JK secara khusus menyoroti poin 1.1.4 dalam Perjanjian Helsinki, sebuah kesepakatan damai antara Gerakan Aceh Merdeka (GAM) dan Indonesia yang ditandatangani pada 15 Agustus 2005. Ia menjelaskan bahwa ketentuan batas wilayah tersebut merujuk pada Undang-undang Nomor 24 Tahun 1956. Undang-undang ini mengatur pembentukan daerah otonom Provinsi Aceh dan Provinsi Sumatra Utara, yang saat itu diteken oleh Presiden RI pertama, Sukarno.
Lebih lanjut, JK menjabarkan bahwa secara historis, Pulau Lipan, Pulau Panjang, Pulau Mangkir Besar, dan Pulau Mangkir Kecil telah dibahas dan dipastikan masuk dalam wilayah Aceh, khususnya Aceh Singkil. Oleh karenanya, Keputusan Menteri Dalam Negeri Nomor 300.2.2-2138 Tahun 2025 yang menetapkan keempat pulau tersebut sebagai bagian dari wilayah Sumatra Utara dinilai memiliki cacat formil. “Suatu Keputusan Menteri tidak dapat mengubah Undang-undang, meskipun undang-undangnya tidak menyebutkan pulau itu secara eksplisit. Namun, secara historis, jelas,” tuturnya, menekankan pentingnya dasar hukum yang lebih tinggi.

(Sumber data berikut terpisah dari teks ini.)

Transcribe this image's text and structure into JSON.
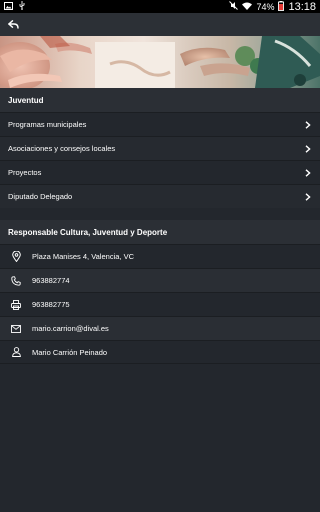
{
  "status_bar": {
    "battery_percent": "74%",
    "time": "13:18"
  },
  "section_title": "Juventud",
  "menu_items": [
    {
      "label": "Programas municipales"
    },
    {
      "label": "Asociaciones y consejos locales"
    },
    {
      "label": "Proyectos"
    },
    {
      "label": "Diputado Delegado"
    }
  ],
  "responsible_title": "Responsable Cultura, Juventud y Deporte",
  "contacts": {
    "address": "Plaza Manises 4, Valencia, VC",
    "phone": "963882774",
    "fax": "963882775",
    "email": "mario.carrion@dival.es",
    "person": "Mario Carrión Peinado"
  },
  "icons": {
    "back": "back-arrow-icon",
    "chevron": "chevron-right-icon",
    "address": "location-pin-icon",
    "phone": "phone-icon",
    "fax": "printer-icon",
    "email": "envelope-icon",
    "person": "person-icon"
  },
  "colors": {
    "background": "#23272d",
    "header": "#2b2f35",
    "text": "#ffffff"
  }
}
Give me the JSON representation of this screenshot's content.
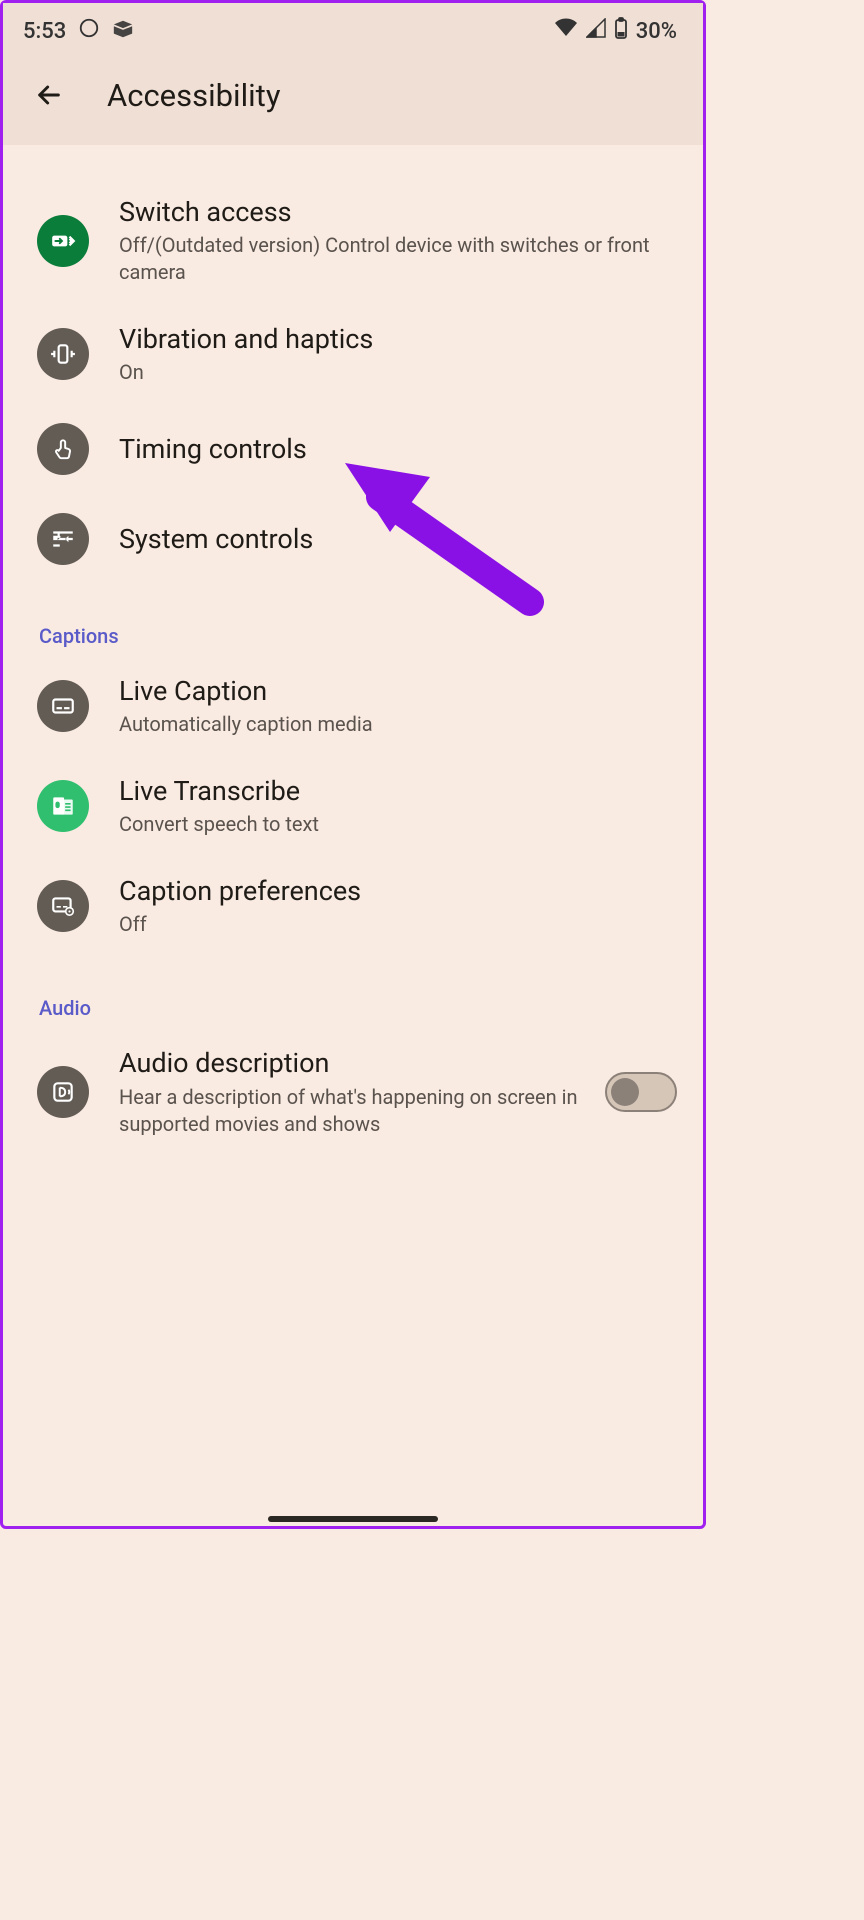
{
  "status": {
    "time": "5:53",
    "battery": "30%"
  },
  "header": {
    "title": "Accessibility"
  },
  "sections": {
    "top_items": [
      {
        "title": "Switch access",
        "sub": "Off/(Outdated version) Control device with switches or front camera"
      },
      {
        "title": "Vibration and haptics",
        "sub": "On"
      },
      {
        "title": "Timing controls",
        "sub": ""
      },
      {
        "title": "System controls",
        "sub": ""
      }
    ],
    "captions_label": "Captions",
    "captions_items": [
      {
        "title": "Live Caption",
        "sub": "Automatically caption media"
      },
      {
        "title": "Live Transcribe",
        "sub": "Convert speech to text"
      },
      {
        "title": "Caption preferences",
        "sub": "Off"
      }
    ],
    "audio_label": "Audio",
    "audio_items": [
      {
        "title": "Audio description",
        "sub": "Hear a description of what's happening on screen in supported movies and shows"
      }
    ]
  }
}
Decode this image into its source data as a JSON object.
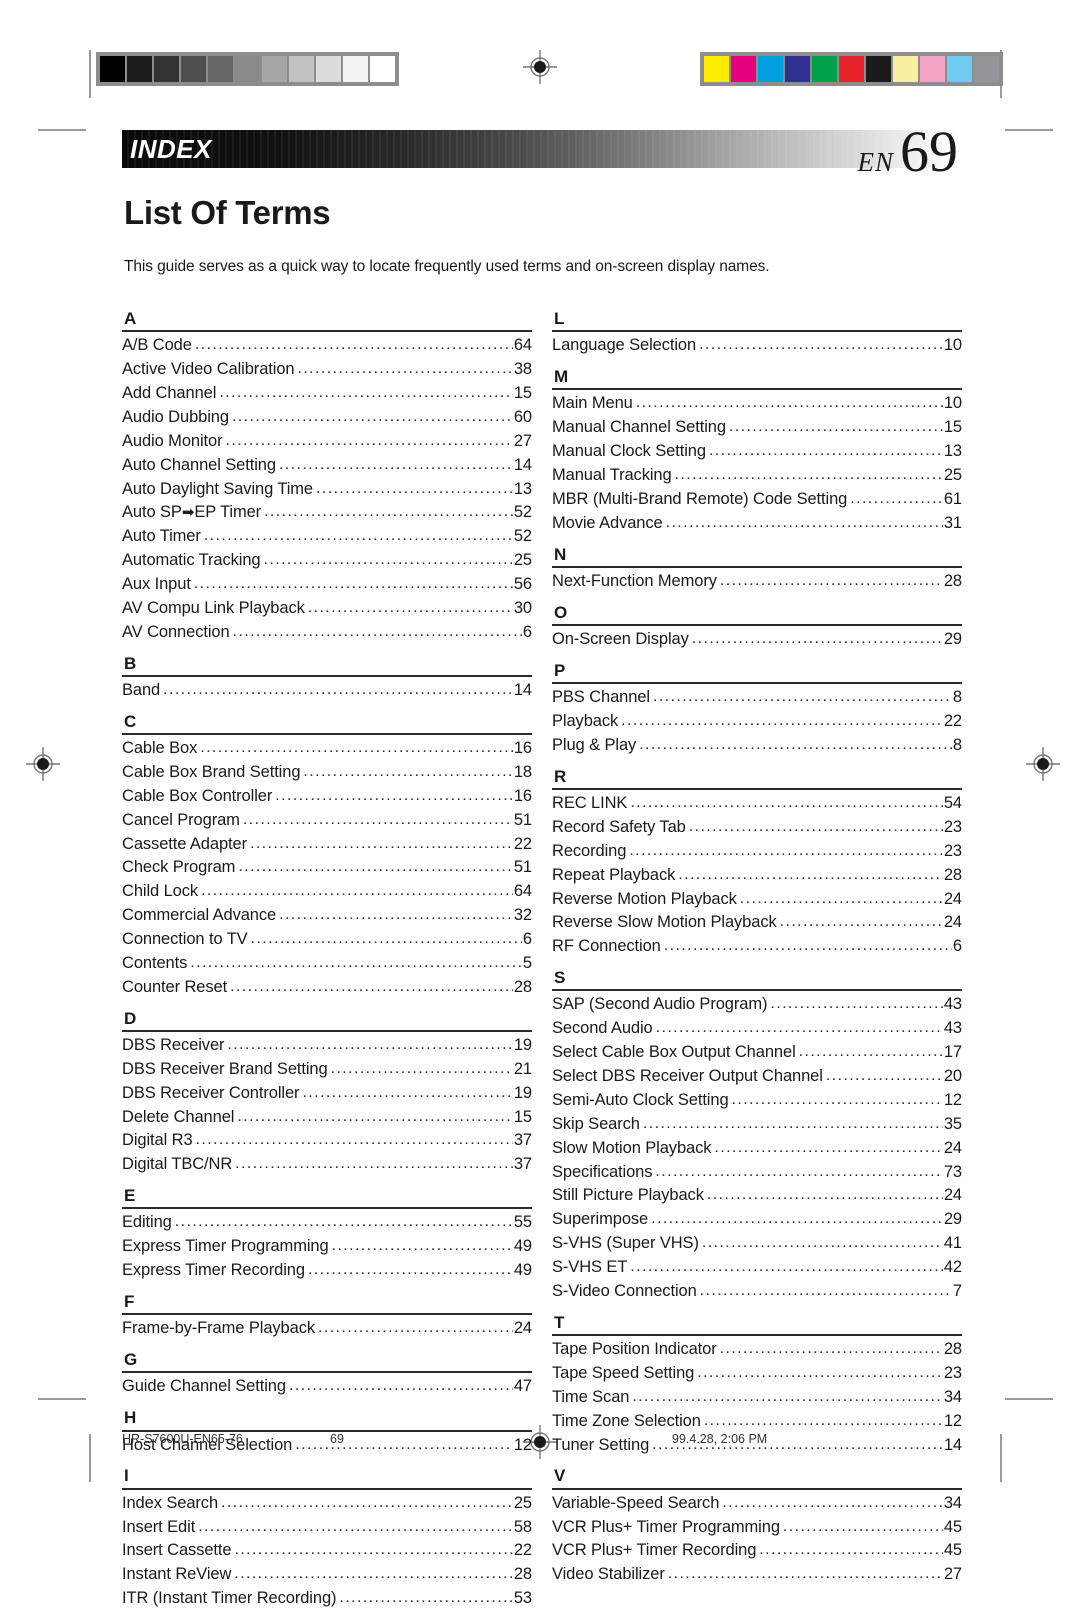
{
  "header": {
    "section_label": "INDEX",
    "locale_code": "EN",
    "page_number": "69"
  },
  "title": "List Of Terms",
  "intro": "This guide serves as a quick way to locate frequently used terms and on-screen display names.",
  "calibration": {
    "grayscale_steps": [
      "#000000",
      "#1c1c1c",
      "#333333",
      "#4f4f4f",
      "#666666",
      "#8a8a8a",
      "#a6a6a6",
      "#c2c2c2",
      "#dcdcdc",
      "#f2f2f2",
      "#ffffff"
    ],
    "color_steps": [
      "#ffec00",
      "#e5007e",
      "#00a0e3",
      "#2e3192",
      "#00a04a",
      "#e8222a",
      "#1a1a1a",
      "#faeea0",
      "#f4a3c4",
      "#6fcdf2",
      "#939598"
    ]
  },
  "columns": [
    {
      "groups": [
        {
          "letter": "A",
          "entries": [
            {
              "term": "A/B Code",
              "page": "64"
            },
            {
              "term": "Active Video Calibration",
              "page": "38"
            },
            {
              "term": "Add Channel",
              "page": "15"
            },
            {
              "term": "Audio Dubbing",
              "page": "60"
            },
            {
              "term": "Audio Monitor",
              "page": "27"
            },
            {
              "term": "Auto Channel Setting",
              "page": "14"
            },
            {
              "term": "Auto Daylight Saving Time",
              "page": "13"
            },
            {
              "term": "Auto SP→EP Timer",
              "page": "52"
            },
            {
              "term": "Auto Timer",
              "page": "52"
            },
            {
              "term": "Automatic Tracking",
              "page": "25"
            },
            {
              "term": "Aux Input",
              "page": "56"
            },
            {
              "term": "AV Compu Link Playback",
              "page": "30"
            },
            {
              "term": "AV Connection",
              "page": "6"
            }
          ]
        },
        {
          "letter": "B",
          "entries": [
            {
              "term": "Band",
              "page": "14"
            }
          ]
        },
        {
          "letter": "C",
          "entries": [
            {
              "term": "Cable Box",
              "page": "16"
            },
            {
              "term": "Cable Box Brand Setting",
              "page": "18"
            },
            {
              "term": "Cable Box Controller",
              "page": "16"
            },
            {
              "term": "Cancel Program",
              "page": "51"
            },
            {
              "term": "Cassette Adapter",
              "page": "22"
            },
            {
              "term": "Check Program",
              "page": "51"
            },
            {
              "term": "Child Lock",
              "page": "64"
            },
            {
              "term": "Commercial Advance",
              "page": "32"
            },
            {
              "term": "Connection to TV",
              "page": "6"
            },
            {
              "term": "Contents",
              "page": "5"
            },
            {
              "term": "Counter Reset",
              "page": "28"
            }
          ]
        },
        {
          "letter": "D",
          "entries": [
            {
              "term": "DBS Receiver",
              "page": "19"
            },
            {
              "term": "DBS Receiver Brand Setting",
              "page": "21"
            },
            {
              "term": "DBS Receiver Controller",
              "page": "19"
            },
            {
              "term": "Delete Channel",
              "page": "15"
            },
            {
              "term": "Digital R3",
              "page": "37"
            },
            {
              "term": "Digital TBC/NR",
              "page": "37"
            }
          ]
        },
        {
          "letter": "E",
          "entries": [
            {
              "term": "Editing",
              "page": "55"
            },
            {
              "term": "Express Timer Programming",
              "page": "49"
            },
            {
              "term": "Express Timer Recording",
              "page": "49"
            }
          ]
        },
        {
          "letter": "F",
          "entries": [
            {
              "term": "Frame-by-Frame Playback",
              "page": "24"
            }
          ]
        },
        {
          "letter": "G",
          "entries": [
            {
              "term": "Guide Channel Setting",
              "page": "47"
            }
          ]
        },
        {
          "letter": "H",
          "entries": [
            {
              "term": "Host Channel Selection",
              "page": "12"
            }
          ]
        },
        {
          "letter": "I",
          "entries": [
            {
              "term": "Index Search",
              "page": "25"
            },
            {
              "term": "Insert Edit",
              "page": "58"
            },
            {
              "term": "Insert Cassette",
              "page": "22"
            },
            {
              "term": "Instant ReView",
              "page": "28"
            },
            {
              "term": "ITR (Instant Timer Recording)",
              "page": "53"
            }
          ]
        }
      ]
    },
    {
      "groups": [
        {
          "letter": "L",
          "entries": [
            {
              "term": "Language Selection",
              "page": "10"
            }
          ]
        },
        {
          "letter": "M",
          "entries": [
            {
              "term": "Main Menu",
              "page": "10"
            },
            {
              "term": "Manual Channel Setting",
              "page": "15"
            },
            {
              "term": "Manual Clock Setting",
              "page": "13"
            },
            {
              "term": "Manual Tracking",
              "page": "25"
            },
            {
              "term": "MBR (Multi-Brand Remote) Code Setting",
              "page": "61"
            },
            {
              "term": "Movie Advance",
              "page": "31"
            }
          ]
        },
        {
          "letter": "N",
          "entries": [
            {
              "term": "Next-Function Memory",
              "page": "28"
            }
          ]
        },
        {
          "letter": "O",
          "entries": [
            {
              "term": "On-Screen Display",
              "page": "29"
            }
          ]
        },
        {
          "letter": "P",
          "entries": [
            {
              "term": "PBS Channel",
              "page": "8"
            },
            {
              "term": "Playback",
              "page": "22"
            },
            {
              "term": "Plug & Play",
              "page": "8"
            }
          ]
        },
        {
          "letter": "R",
          "entries": [
            {
              "term": "REC LINK",
              "page": "54"
            },
            {
              "term": "Record Safety Tab",
              "page": "23"
            },
            {
              "term": "Recording",
              "page": "23"
            },
            {
              "term": "Repeat Playback",
              "page": "28"
            },
            {
              "term": "Reverse Motion Playback",
              "page": "24"
            },
            {
              "term": "Reverse Slow Motion Playback",
              "page": "24"
            },
            {
              "term": "RF Connection",
              "page": "6"
            }
          ]
        },
        {
          "letter": "S",
          "entries": [
            {
              "term": "SAP (Second Audio Program)",
              "page": "43"
            },
            {
              "term": "Second Audio",
              "page": "43"
            },
            {
              "term": "Select Cable Box Output Channel",
              "page": "17"
            },
            {
              "term": "Select DBS Receiver Output Channel",
              "page": "20"
            },
            {
              "term": "Semi-Auto Clock Setting",
              "page": "12"
            },
            {
              "term": "Skip Search",
              "page": "35"
            },
            {
              "term": "Slow Motion Playback",
              "page": "24"
            },
            {
              "term": "Specifications",
              "page": "73"
            },
            {
              "term": "Still Picture Playback",
              "page": "24"
            },
            {
              "term": "Superimpose",
              "page": "29"
            },
            {
              "term": "S-VHS (Super VHS)",
              "page": "41"
            },
            {
              "term": "S-VHS ET",
              "page": "42"
            },
            {
              "term": "S-Video Connection",
              "page": "7"
            }
          ]
        },
        {
          "letter": "T",
          "entries": [
            {
              "term": "Tape Position Indicator",
              "page": "28"
            },
            {
              "term": "Tape Speed Setting",
              "page": "23"
            },
            {
              "term": "Time Scan",
              "page": "34"
            },
            {
              "term": "Time Zone Selection",
              "page": "12"
            },
            {
              "term": "Tuner Setting",
              "page": "14"
            }
          ]
        },
        {
          "letter": "V",
          "entries": [
            {
              "term": "Variable-Speed Search",
              "page": "34"
            },
            {
              "term": "VCR Plus+ Timer Programming",
              "page": "45"
            },
            {
              "term": "VCR Plus+ Timer Recording",
              "page": "45"
            },
            {
              "term": "Video Stabilizer",
              "page": "27"
            }
          ]
        }
      ]
    }
  ],
  "footer": {
    "doc_id": "HR-S7600U-EN65-76",
    "page": "69",
    "timestamp": "99.4.28, 2:06 PM"
  }
}
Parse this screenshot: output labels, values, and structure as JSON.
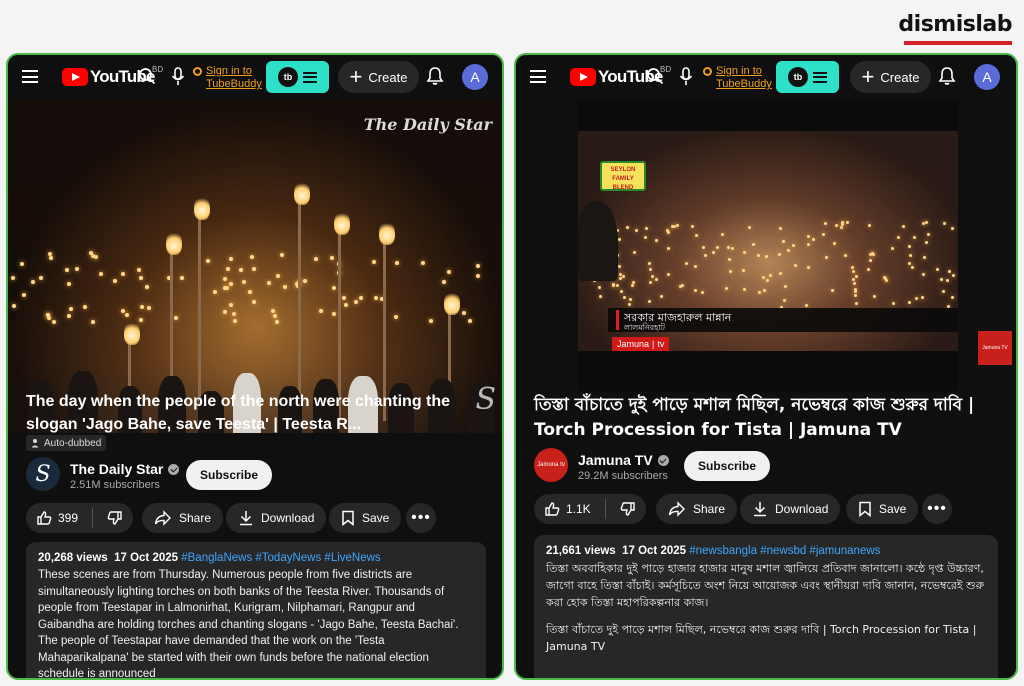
{
  "brand": {
    "name": "dismislab"
  },
  "left": {
    "header": {
      "logo_text": "YouTube",
      "region": "BD",
      "signin": "Sign in to TubeBuddy",
      "tubebuddy_logo": "tb",
      "create_label": "Create",
      "avatar_letter": "A"
    },
    "video": {
      "watermark": "The Daily Star",
      "corner_mark": "S"
    },
    "title": "The day when the people of the north were chanting the slogan 'Jago Bahe, save Teesta' | Teesta R...",
    "auto_dubbed": "Auto-dubbed",
    "channel": {
      "name": "The Daily Star",
      "subscribers": "2.51M subscribers",
      "avatar_letter": "S"
    },
    "subscribe_label": "Subscribe",
    "actions": {
      "likes": "399",
      "share": "Share",
      "download": "Download",
      "save": "Save",
      "more": "•••"
    },
    "description": {
      "views": "20,268 views",
      "date": "17 Oct 2025",
      "tags": "#BanglaNews #TodayNews #LiveNews",
      "text": "These scenes are from Thursday. Numerous people from five districts are simultaneously lighting torches on both banks of the Teesta River. Thousands of people from Teestapar in Lalmonirhat, Kurigram, Nilphamari, Rangpur and Gaibandha are holding torches and chanting slogans - 'Jago Bahe, Teesta Bachai'. The people of Teestapar have demanded that the work on the 'Testa Mahaparikalpana' be started with their own funds before the national election schedule is announced"
    }
  },
  "right": {
    "header": {
      "logo_text": "YouTube",
      "region": "BD",
      "signin": "Sign in to TubeBuddy",
      "tubebuddy_logo": "tb",
      "create_label": "Create",
      "avatar_letter": "A"
    },
    "video": {
      "sponsor": "SEYLON FAMILY BLEND",
      "lower_third_name": "সরকার মাজহারুল মান্নান",
      "lower_third_place": "লালমনিরহাট",
      "channel_tag": "Jamuna",
      "channel_tag_suffix": "tv",
      "side_thumb": "Jamuna TV"
    },
    "title": "তিস্তা বাঁচাতে দুই পাড়ে মশাল মিছিল, নভেম্বরে কাজ শুরুর দাবি | Torch Procession for Tista | Jamuna TV",
    "channel": {
      "name": "Jamuna TV",
      "subscribers": "29.2M subscribers",
      "avatar_text": "Jamuna tv"
    },
    "subscribe_label": "Subscribe",
    "actions": {
      "likes": "1.1K",
      "share": "Share",
      "download": "Download",
      "save": "Save",
      "more": "•••"
    },
    "description": {
      "views": "21,661 views",
      "date": "17 Oct 2025",
      "tags": "#newsbangla #newsbd #jamunanews",
      "text": "তিস্তা অববাহিকার দুই পাড়ে হাজার হাজার মানুষ মশাল জ্বালিয়ে প্রতিবাদ জানালো। কন্ঠে দৃপ্ত উচ্চারণ, জাগো বাহে তিস্তা বাঁচাই। কর্মসূচিতে অংশ নিয়ে আয়োজক এবং স্থানীয়রা দাবি জানান, নভেম্বরেই শুরু করা হোক তিস্তা মহাপরিকল্পনার কাজ।",
      "text2": "তিস্তা বাঁচাতে দুই পাড়ে মশাল মিছিল, নভেম্বরে কাজ শুরুর দাবি | Torch Procession for Tista | Jamuna TV"
    }
  }
}
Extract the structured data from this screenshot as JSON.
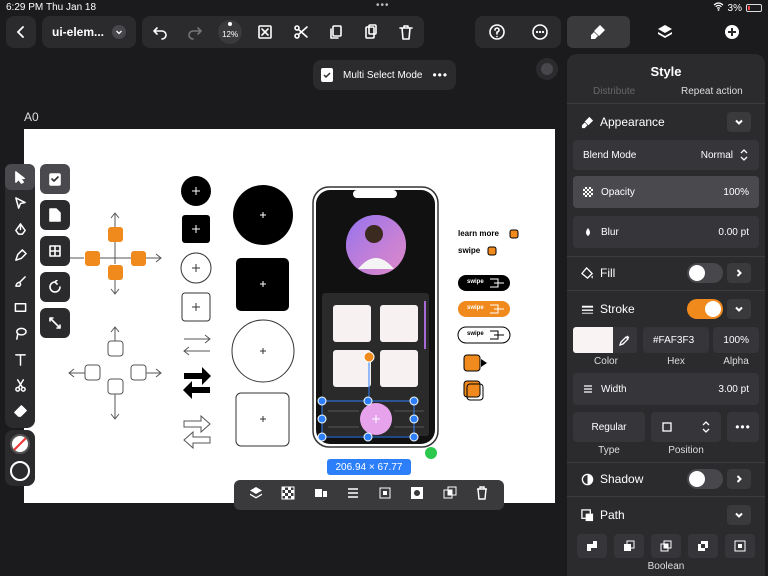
{
  "status": {
    "time": "6:29 PM",
    "date": "Thu Jan 18",
    "battery": "3%"
  },
  "toolbar": {
    "document_name": "ui-elem...",
    "zoom": "12%"
  },
  "mode": {
    "label": "Multi Select Mode"
  },
  "artboard": {
    "label": "A0"
  },
  "selection": {
    "size": "206.94 × 67.77"
  },
  "canvas_content": {
    "learn_more": "learn more",
    "swipe": "swipe",
    "pill_label": "swipe"
  },
  "panel": {
    "title": "Style",
    "distribute": "Distribute",
    "repeat_action": "Repeat action",
    "appearance": {
      "title": "Appearance",
      "blend_label": "Blend Mode",
      "blend_value": "Normal",
      "opacity_label": "Opacity",
      "opacity_value": "100%",
      "blur_label": "Blur",
      "blur_value": "0.00 pt"
    },
    "fill": {
      "title": "Fill",
      "enabled": false
    },
    "stroke": {
      "title": "Stroke",
      "enabled": true,
      "hex": "#FAF3F3",
      "alpha": "100%",
      "color_label": "Color",
      "hex_label": "Hex",
      "alpha_label": "Alpha",
      "width_label": "Width",
      "width_value": "3.00 pt",
      "type_value": "Regular",
      "type_label": "Type",
      "position_label": "Position"
    },
    "shadow": {
      "title": "Shadow",
      "enabled": false
    },
    "path": {
      "title": "Path",
      "boolean_label": "Boolean"
    }
  },
  "colors": {
    "accent_orange": "#f08a1d",
    "selection_blue": "#2d7ff9",
    "stroke_swatch": "#FAF3F3"
  }
}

Senada dengan JK, Sofyan Abdul Djalil, salah satu delegasi Indonesia yang turut hadir dalam perundingan Helsinki, turut mengusulkan agar peraturan Menteri Dalam Negeri tersebut dianulir. “Kami sangat berharap, seperti yang dikemukakan Pak JK, masalah ini dapat diselesaikan dengan baik-baik. Jika peraturan menteri ini bisa diperbaiki atau dianulir, maka masalah akan tuntas,” kata Sofyan, menggarisbawahi pentingnya langkah korektif demi keadilan dan kepastian hukum.